Then the company took off with increasingly large multibillion dollar valuations. It progressed through its investment rounds, culminating with a $750 million round on an eye-popping $35 billion valuation last month.
This morning, the company took the next step on its rapid-fire evolutionary path when it filed its S-1 to go public. To illustrate just how fast the company’s rise has been, take a look at its funding history:
RPA is much better understood these days with larger enterprise software companies like SAP, Microsoft, IBM and ServiceNow getting involved. With RPA, companies can automate a mundane process like processing an insurance claim, moving work automatically, while bringing in humans only when absolutely necessary. For example, instead of having a person enter a number in a spreadsheet from an email, that can happen automatically.
In June 2019, Gartner reported that RPA was the fastest-growing area in enterprise software, growing at over 60% per year, and attracting investors and larger enterprise software vendors to the space. While RPA’s growth has slowed as it matures, a September 2020 Gartner report found it expanding at a more modest 19.5% with total revenue expected to reach $2 billion in 2021. Gartner found that stand-alone RPA vendors UIPath, Blue Prism and Automation Anywhere are the market leaders.
Although the market feels rather small given the size of the company’s valuation, it’s still a nascent space. In its S-1 filing this morning, the company painted a rosy picture, projecting a $60 billion addressable market. While TAM estimates tend to trend large, UIPath points out that the number encompasses far more than pure RPA into what they call “Intelligent Process Automation.” That could include not only RPA, but also process discovery, workflow, no-code development and other forms of automation.

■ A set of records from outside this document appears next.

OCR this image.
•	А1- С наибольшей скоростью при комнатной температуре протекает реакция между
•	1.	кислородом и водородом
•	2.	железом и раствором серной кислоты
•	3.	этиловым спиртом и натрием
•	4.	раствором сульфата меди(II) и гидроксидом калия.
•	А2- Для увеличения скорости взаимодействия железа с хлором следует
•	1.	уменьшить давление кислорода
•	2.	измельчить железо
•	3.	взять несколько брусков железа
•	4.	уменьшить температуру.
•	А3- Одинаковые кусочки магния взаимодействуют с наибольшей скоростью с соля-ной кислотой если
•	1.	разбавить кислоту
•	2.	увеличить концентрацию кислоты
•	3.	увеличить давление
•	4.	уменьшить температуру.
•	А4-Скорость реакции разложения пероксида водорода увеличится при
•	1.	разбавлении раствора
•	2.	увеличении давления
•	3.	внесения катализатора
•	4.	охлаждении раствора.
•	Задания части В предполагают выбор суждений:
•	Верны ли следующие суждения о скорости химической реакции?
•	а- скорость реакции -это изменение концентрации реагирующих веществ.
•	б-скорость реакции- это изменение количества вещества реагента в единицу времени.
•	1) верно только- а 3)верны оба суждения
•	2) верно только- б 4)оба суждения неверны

Indeed, as we wrote earlier today on the soaring process automation market, the company is probably going to need to expand into these other areas to really grow, especially now that it’s competing with much bigger companies for enterprise automation dollars.
While UIPath is in the midst of its quiet period, it came up for air this week to announce that it had bought Cloud Elements, a company that gives it access to API integration, an important component of automation in the enterprise. Daniel Dines, the company co-founder and CEO said the acquisition was about building a larger platform of automation tools.
“The acquisition of Cloud Elements is just one example of how we are building a flexible and scalable enterprise-ready platform that helps customers become fully automated enterprises,” he said in a statement.
While there is a lot of CEO speak in that statement, there is also an element of truth in that the company is looking at the larger automation story. It can use some of the cash from its prodigious fundraising to begin expanding on its original vision with smaller acquisitions that can fill in missing pieces in the product road map.
The company will need to do that and more to compete in a rapidly moving market, where many vendors are fighting for different parts of the business. As it continues its journey to becoming a public company, it will need to continue finding new ways to increase revenue by tapping into different parts of the wider automation stack.